US 12,236,341 B2
Bank-balanced-sparse activation feature maps for neural network models
Enxu Yan, Los Altos, CA (US); Dongkuan Xu, Los Altos, CA (US); and Jiachao Liu, Los Altos, CA (US)
Assigned to MOFFETT INTERNATIONAL CO., LIMITED, Kowloon (HK)
Filed by Moffett International Co., Limited, Kowloon (HK)
Filed on Sep. 30, 2020, as Appl. No. 17/038,557.
Prior Publication US 2022/0101118 A1, Mar. 31, 2022
Int. Cl. G06N 3/08 (2023.01); G06N 3/04 (2023.01)

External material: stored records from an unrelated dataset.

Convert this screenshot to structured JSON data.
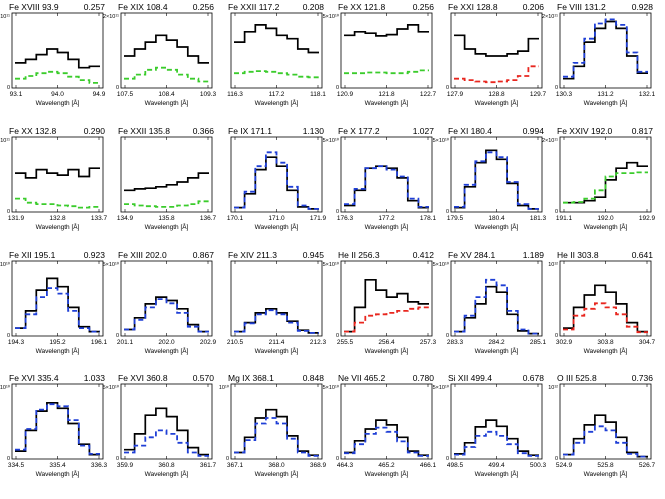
{
  "colors": {
    "model": "#000000",
    "obs_blue": "#1f3fd6",
    "obs_green": "#3bcc2c",
    "obs_red": "#e8261e"
  },
  "chart_data": [
    {
      "type": "line",
      "title": "Fe XVIII  93.9",
      "ratio": "0.257",
      "xticks": [
        "93.1",
        "94.0",
        "94.9"
      ],
      "xlabel": "Wavelength [Å]",
      "ytop": "5×10¹¹",
      "ybot": "0",
      "series": [
        {
          "role": "model",
          "color": "#000000",
          "values": [
            0.35,
            0.4,
            0.47,
            0.55,
            0.5,
            0.4,
            0.28,
            0.3
          ]
        },
        {
          "role": "obs",
          "color": "#3bcc2c",
          "values": [
            0.12,
            0.16,
            0.2,
            0.22,
            0.2,
            0.15,
            0.1,
            0.06
          ]
        }
      ]
    },
    {
      "type": "line",
      "title": "Fe XIX 108.4",
      "ratio": "0.256",
      "xticks": [
        "107.5",
        "108.4",
        "109.3"
      ],
      "xlabel": "Wavelength [Å]",
      "ytop": "2×10¹¹",
      "ybot": "0",
      "series": [
        {
          "role": "model",
          "color": "#000000",
          "values": [
            0.45,
            0.55,
            0.65,
            0.75,
            0.68,
            0.58,
            0.45,
            0.35
          ]
        },
        {
          "role": "obs",
          "color": "#3bcc2c",
          "values": [
            0.12,
            0.18,
            0.25,
            0.28,
            0.25,
            0.18,
            0.12,
            0.08
          ]
        }
      ]
    },
    {
      "type": "line",
      "title": "Fe XXII 117.2",
      "ratio": "0.208",
      "xticks": [
        "116.3",
        "117.2",
        "118.1"
      ],
      "xlabel": "Wavelength [Å]",
      "ytop": "",
      "ybot": "",
      "series": [
        {
          "role": "model",
          "color": "#000000",
          "values": [
            0.65,
            0.8,
            0.9,
            0.85,
            0.75,
            0.7,
            0.55,
            0.5
          ]
        },
        {
          "role": "obs",
          "color": "#3bcc2c",
          "values": [
            0.2,
            0.22,
            0.23,
            0.22,
            0.2,
            0.18,
            0.15,
            0.14
          ]
        }
      ]
    },
    {
      "type": "line",
      "title": "Fe XX 121.8",
      "ratio": "0.256",
      "xticks": [
        "120.9",
        "121.8",
        "122.7"
      ],
      "xlabel": "Wavelength [Å]",
      "ytop": "5×10¹⁰",
      "ybot": "0",
      "series": [
        {
          "role": "model",
          "color": "#000000",
          "values": [
            0.75,
            0.8,
            0.78,
            0.74,
            0.76,
            0.84,
            0.9,
            0.8
          ]
        },
        {
          "role": "obs",
          "color": "#3bcc2c",
          "values": [
            0.2,
            0.2,
            0.21,
            0.21,
            0.2,
            0.2,
            0.22,
            0.24
          ]
        }
      ]
    },
    {
      "type": "line",
      "title": "Fe XXI 128.8",
      "ratio": "0.206",
      "xticks": [
        "127.9",
        "128.8",
        "129.7"
      ],
      "xlabel": "Wavelength [Å]",
      "ytop": "",
      "ybot": "0",
      "series": [
        {
          "role": "model",
          "color": "#000000",
          "values": [
            0.75,
            0.55,
            0.48,
            0.45,
            0.45,
            0.48,
            0.52,
            0.7
          ]
        },
        {
          "role": "obs",
          "color": "#e8261e",
          "values": [
            0.12,
            0.1,
            0.08,
            0.07,
            0.08,
            0.1,
            0.16,
            0.3
          ]
        }
      ]
    },
    {
      "type": "line",
      "title": "Fe VIII 131.2",
      "ratio": "0.928",
      "xticks": [
        "130.3",
        "131.2",
        "132.1"
      ],
      "xlabel": "Wavelength [Å]",
      "ytop": "2×10¹¹",
      "ybot": "0",
      "series": [
        {
          "role": "model",
          "color": "#000000",
          "values": [
            0.12,
            0.3,
            0.65,
            0.85,
            0.95,
            0.85,
            0.45,
            0.2
          ]
        },
        {
          "role": "obs",
          "color": "#1f3fd6",
          "values": [
            0.15,
            0.35,
            0.7,
            0.92,
            0.98,
            0.9,
            0.5,
            0.22
          ]
        }
      ]
    },
    {
      "type": "line",
      "title": "Fe XX 132.8",
      "ratio": "0.290",
      "xticks": [
        "131.9",
        "132.8",
        "133.7"
      ],
      "xlabel": "Wavelength [Å]",
      "ytop": "10¹¹",
      "ybot": "0",
      "series": [
        {
          "role": "model",
          "color": "#000000",
          "values": [
            0.55,
            0.48,
            0.6,
            0.55,
            0.52,
            0.6,
            0.5,
            0.62
          ]
        },
        {
          "role": "obs",
          "color": "#3bcc2c",
          "values": [
            0.18,
            0.12,
            0.1,
            0.1,
            0.08,
            0.07,
            0.05,
            0.06
          ]
        }
      ]
    },
    {
      "type": "line",
      "title": "Fe XXII 135.8",
      "ratio": "0.366",
      "xticks": [
        "134.9",
        "135.8",
        "136.7"
      ],
      "xlabel": "Wavelength [Å]",
      "ytop": "",
      "ybot": "",
      "series": [
        {
          "role": "model",
          "color": "#000000",
          "values": [
            0.3,
            0.32,
            0.33,
            0.35,
            0.38,
            0.42,
            0.48,
            0.55
          ]
        },
        {
          "role": "obs",
          "color": "#3bcc2c",
          "values": [
            0.1,
            0.08,
            0.07,
            0.06,
            0.06,
            0.08,
            0.1,
            0.14
          ]
        }
      ]
    },
    {
      "type": "line",
      "title": "Fe IX 171.1",
      "ratio": "1.130",
      "xticks": [
        "170.1",
        "171.0",
        "171.9"
      ],
      "xlabel": "Wavelength [Å]",
      "ytop": "",
      "ybot": "",
      "series": [
        {
          "role": "model",
          "color": "#000000",
          "values": [
            0.05,
            0.25,
            0.6,
            0.78,
            0.65,
            0.3,
            0.06,
            0.03
          ]
        },
        {
          "role": "obs",
          "color": "#1f3fd6",
          "values": [
            0.05,
            0.28,
            0.65,
            0.85,
            0.7,
            0.35,
            0.08,
            0.03
          ]
        }
      ]
    },
    {
      "type": "line",
      "title": "Fe X 177.2",
      "ratio": "1.027",
      "xticks": [
        "176.3",
        "177.2",
        "178.1"
      ],
      "xlabel": "Wavelength [Å]",
      "ytop": "5×10¹⁰",
      "ybot": "0",
      "series": [
        {
          "role": "model",
          "color": "#000000",
          "values": [
            0.08,
            0.3,
            0.62,
            0.65,
            0.62,
            0.48,
            0.15,
            0.05
          ]
        },
        {
          "role": "obs",
          "color": "#1f3fd6",
          "values": [
            0.1,
            0.32,
            0.62,
            0.65,
            0.6,
            0.5,
            0.18,
            0.06
          ]
        }
      ]
    },
    {
      "type": "line",
      "title": "Fe XI 180.4",
      "ratio": "0.994",
      "xticks": [
        "179.5",
        "180.4",
        "181.3"
      ],
      "xlabel": "Wavelength [Å]",
      "ytop": "5×10¹⁰",
      "ybot": "0",
      "series": [
        {
          "role": "model",
          "color": "#000000",
          "values": [
            0.05,
            0.35,
            0.7,
            0.88,
            0.75,
            0.4,
            0.08,
            0.03
          ]
        },
        {
          "role": "obs",
          "color": "#1f3fd6",
          "values": [
            0.06,
            0.38,
            0.72,
            0.85,
            0.78,
            0.42,
            0.1,
            0.03
          ]
        }
      ]
    },
    {
      "type": "line",
      "title": "Fe XXIV 192.0",
      "ratio": "0.817",
      "xticks": [
        "191.1",
        "192.0",
        "192.9"
      ],
      "xlabel": "Wavelength [Å]",
      "ytop": "2×10¹¹",
      "ybot": "0",
      "series": [
        {
          "role": "model",
          "color": "#000000",
          "values": [
            0.12,
            0.12,
            0.15,
            0.2,
            0.45,
            0.62,
            0.7,
            0.65
          ]
        },
        {
          "role": "obs",
          "color": "#3bcc2c",
          "values": [
            0.12,
            0.13,
            0.18,
            0.3,
            0.5,
            0.55,
            0.55,
            0.56
          ]
        }
      ]
    },
    {
      "type": "line",
      "title": "Fe XII 195.1",
      "ratio": "0.923",
      "xticks": [
        "194.3",
        "195.2",
        "196.1"
      ],
      "xlabel": "Wavelength [Å]",
      "ytop": "5×10¹⁰",
      "ybot": "0",
      "series": [
        {
          "role": "model",
          "color": "#000000",
          "values": [
            0.1,
            0.35,
            0.65,
            0.82,
            0.7,
            0.4,
            0.12,
            0.05
          ]
        },
        {
          "role": "obs",
          "color": "#1f3fd6",
          "values": [
            0.1,
            0.3,
            0.55,
            0.68,
            0.6,
            0.35,
            0.1,
            0.05
          ]
        }
      ]
    },
    {
      "type": "line",
      "title": "Fe XIII 202.0",
      "ratio": "0.867",
      "xticks": [
        "201.1",
        "202.0",
        "202.9"
      ],
      "xlabel": "Wavelength [Å]",
      "ytop": "5×10¹⁰",
      "ybot": "0",
      "series": [
        {
          "role": "model",
          "color": "#000000",
          "values": [
            0.08,
            0.25,
            0.45,
            0.55,
            0.5,
            0.38,
            0.15,
            0.05
          ]
        },
        {
          "role": "obs",
          "color": "#1f3fd6",
          "values": [
            0.08,
            0.22,
            0.4,
            0.52,
            0.46,
            0.32,
            0.12,
            0.05
          ]
        }
      ]
    },
    {
      "type": "line",
      "title": "Fe XIV 211.3",
      "ratio": "0.945",
      "xticks": [
        "210.5",
        "211.4",
        "212.3"
      ],
      "xlabel": "Wavelength [Å]",
      "ytop": "",
      "ybot": "",
      "series": [
        {
          "role": "model",
          "color": "#000000",
          "values": [
            0.05,
            0.18,
            0.32,
            0.38,
            0.32,
            0.2,
            0.07,
            0.03
          ]
        },
        {
          "role": "obs",
          "color": "#1f3fd6",
          "values": [
            0.05,
            0.17,
            0.3,
            0.36,
            0.3,
            0.18,
            0.06,
            0.03
          ]
        }
      ]
    },
    {
      "type": "line",
      "title": "He II 256.3",
      "ratio": "0.412",
      "xticks": [
        "255.5",
        "256.4",
        "257.3"
      ],
      "xlabel": "Wavelength [Å]",
      "ytop": "5×10¹⁰",
      "ybot": "0",
      "series": [
        {
          "role": "model",
          "color": "#000000",
          "values": [
            0.05,
            0.4,
            0.8,
            0.65,
            0.55,
            0.6,
            0.48,
            0.45
          ]
        },
        {
          "role": "obs",
          "color": "#e8261e",
          "values": [
            0.05,
            0.18,
            0.28,
            0.3,
            0.32,
            0.35,
            0.38,
            0.4
          ]
        }
      ]
    },
    {
      "type": "line",
      "title": "Fe XV 284.1",
      "ratio": "1.189",
      "xticks": [
        "283.3",
        "284.2",
        "285.1"
      ],
      "xlabel": "Wavelength [Å]",
      "ytop": "5×10¹⁰",
      "ybot": "0",
      "series": [
        {
          "role": "model",
          "color": "#000000",
          "values": [
            0.05,
            0.25,
            0.45,
            0.7,
            0.62,
            0.3,
            0.06,
            0.02
          ]
        },
        {
          "role": "obs",
          "color": "#1f3fd6",
          "values": [
            0.05,
            0.28,
            0.55,
            0.8,
            0.72,
            0.35,
            0.08,
            0.02
          ]
        }
      ]
    },
    {
      "type": "line",
      "title": "He II 303.8",
      "ratio": "0.641",
      "xticks": [
        "302.9",
        "303.8",
        "304.7"
      ],
      "xlabel": "Wavelength [Å]",
      "ytop": "10¹²",
      "ybot": "0",
      "series": [
        {
          "role": "model",
          "color": "#000000",
          "values": [
            0.1,
            0.4,
            0.58,
            0.72,
            0.62,
            0.45,
            0.18,
            0.05
          ]
        },
        {
          "role": "obs",
          "color": "#e8261e",
          "values": [
            0.08,
            0.28,
            0.38,
            0.46,
            0.4,
            0.3,
            0.12,
            0.04
          ]
        }
      ]
    },
    {
      "type": "line",
      "title": "Fe XVI 335.4",
      "ratio": "1.033",
      "xticks": [
        "334.5",
        "335.4",
        "336.3"
      ],
      "xlabel": "Wavelength [Å]",
      "ytop": "5×10¹⁰",
      "ybot": "0",
      "series": [
        {
          "role": "model",
          "color": "#000000",
          "values": [
            0.1,
            0.4,
            0.68,
            0.8,
            0.72,
            0.5,
            0.2,
            0.05
          ]
        },
        {
          "role": "obs",
          "color": "#1f3fd6",
          "values": [
            0.12,
            0.42,
            0.7,
            0.78,
            0.75,
            0.55,
            0.18,
            0.06
          ]
        }
      ]
    },
    {
      "type": "line",
      "title": "Fe XVI 360.8",
      "ratio": "0.570",
      "xticks": [
        "359.9",
        "360.8",
        "361.7"
      ],
      "xlabel": "Wavelength [Å]",
      "ytop": "5×10¹⁰",
      "ybot": "0",
      "series": [
        {
          "role": "model",
          "color": "#000000",
          "values": [
            0.12,
            0.35,
            0.62,
            0.72,
            0.6,
            0.4,
            0.15,
            0.05
          ]
        },
        {
          "role": "obs",
          "color": "#1f3fd6",
          "values": [
            0.08,
            0.18,
            0.3,
            0.4,
            0.35,
            0.22,
            0.08,
            0.03
          ]
        }
      ]
    },
    {
      "type": "line",
      "title": "Mg IX 368.1",
      "ratio": "0.848",
      "xticks": [
        "367.1",
        "368.0",
        "368.9"
      ],
      "xlabel": "Wavelength [Å]",
      "ytop": "10¹⁰",
      "ybot": "0",
      "series": [
        {
          "role": "model",
          "color": "#000000",
          "values": [
            0.08,
            0.3,
            0.58,
            0.7,
            0.6,
            0.32,
            0.1,
            0.04
          ]
        },
        {
          "role": "obs",
          "color": "#1f3fd6",
          "values": [
            0.08,
            0.26,
            0.5,
            0.58,
            0.5,
            0.28,
            0.08,
            0.03
          ]
        }
      ]
    },
    {
      "type": "line",
      "title": "Ne VII 465.2",
      "ratio": "0.780",
      "xticks": [
        "464.3",
        "465.2",
        "466.1"
      ],
      "xlabel": "Wavelength [Å]",
      "ytop": "5×10¹⁰",
      "ybot": "0",
      "series": [
        {
          "role": "model",
          "color": "#000000",
          "values": [
            0.08,
            0.25,
            0.42,
            0.55,
            0.48,
            0.3,
            0.1,
            0.04
          ]
        },
        {
          "role": "obs",
          "color": "#1f3fd6",
          "values": [
            0.07,
            0.2,
            0.35,
            0.44,
            0.38,
            0.24,
            0.08,
            0.03
          ]
        }
      ]
    },
    {
      "type": "line",
      "title": "Si XII 499.4",
      "ratio": "0.678",
      "xticks": [
        "498.5",
        "499.4",
        "500.3"
      ],
      "xlabel": "Wavelength [Å]",
      "ytop": "5×10¹⁰",
      "ybot": "0",
      "series": [
        {
          "role": "model",
          "color": "#000000",
          "values": [
            0.06,
            0.22,
            0.45,
            0.55,
            0.46,
            0.28,
            0.1,
            0.04
          ]
        },
        {
          "role": "obs",
          "color": "#1f3fd6",
          "values": [
            0.05,
            0.16,
            0.32,
            0.38,
            0.32,
            0.2,
            0.07,
            0.03
          ]
        }
      ]
    },
    {
      "type": "line",
      "title": "O III 525.8",
      "ratio": "0.736",
      "xticks": [
        "524.9",
        "525.8",
        "526.7"
      ],
      "xlabel": "Wavelength [Å]",
      "ytop": "10¹²",
      "ybot": "0",
      "series": [
        {
          "role": "model",
          "color": "#000000",
          "values": [
            0.05,
            0.28,
            0.48,
            0.62,
            0.52,
            0.3,
            0.08,
            0.02
          ]
        },
        {
          "role": "obs",
          "color": "#1f3fd6",
          "values": [
            0.05,
            0.22,
            0.38,
            0.46,
            0.4,
            0.22,
            0.06,
            0.02
          ]
        }
      ]
    }
  ]
}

CPC G06N 3/08 (2013.01) [G06N 3/04 (2013.01)] 21 Claims
OG exemplary drawing
 
1. A method to generate a deep neural network (DNN) model, comprising:
determining a first deep neural network (DNN) model having one or more hidden layers;
determining a bank size, a bank layout, and a target sparsity, the target sparsity specifying a sparsity for a bank of an activation feature map for the one or more hidden layers;
generating a second DNN model based on the first DNN model, wherein a hidden layer of the second DNN model includes a dynamic mask to mask an activation feature map of the hidden layer; and
retraining the second DNN model by:
determining an output tensor corresponding to an activation feature map at a corresponding hidden layer of the second DNN model;
determining a plurality of banks based on the bank size and the bank layout for the output tensor, wherein the output tensor includes the plurality of banks based on the bank size and the bank layout;
computing the dynamic mask based on the output tensor;
applying the dynamic mask to the output tensor by performing component-wise multiplication between the output tensor corresponding to the activation feature map and the mask; and
increasing a sparsity for each of the plurality of banks in the output tensor until the sparsity is equal to or greater than the target sparsity while ensuring the second DNN model converges, wherein the second DNN model includes activations among the plurality of banks at the output tensor such that a number of non-zero elements in each of the plurality of banks is the same and the second DNN model is used for inferencing.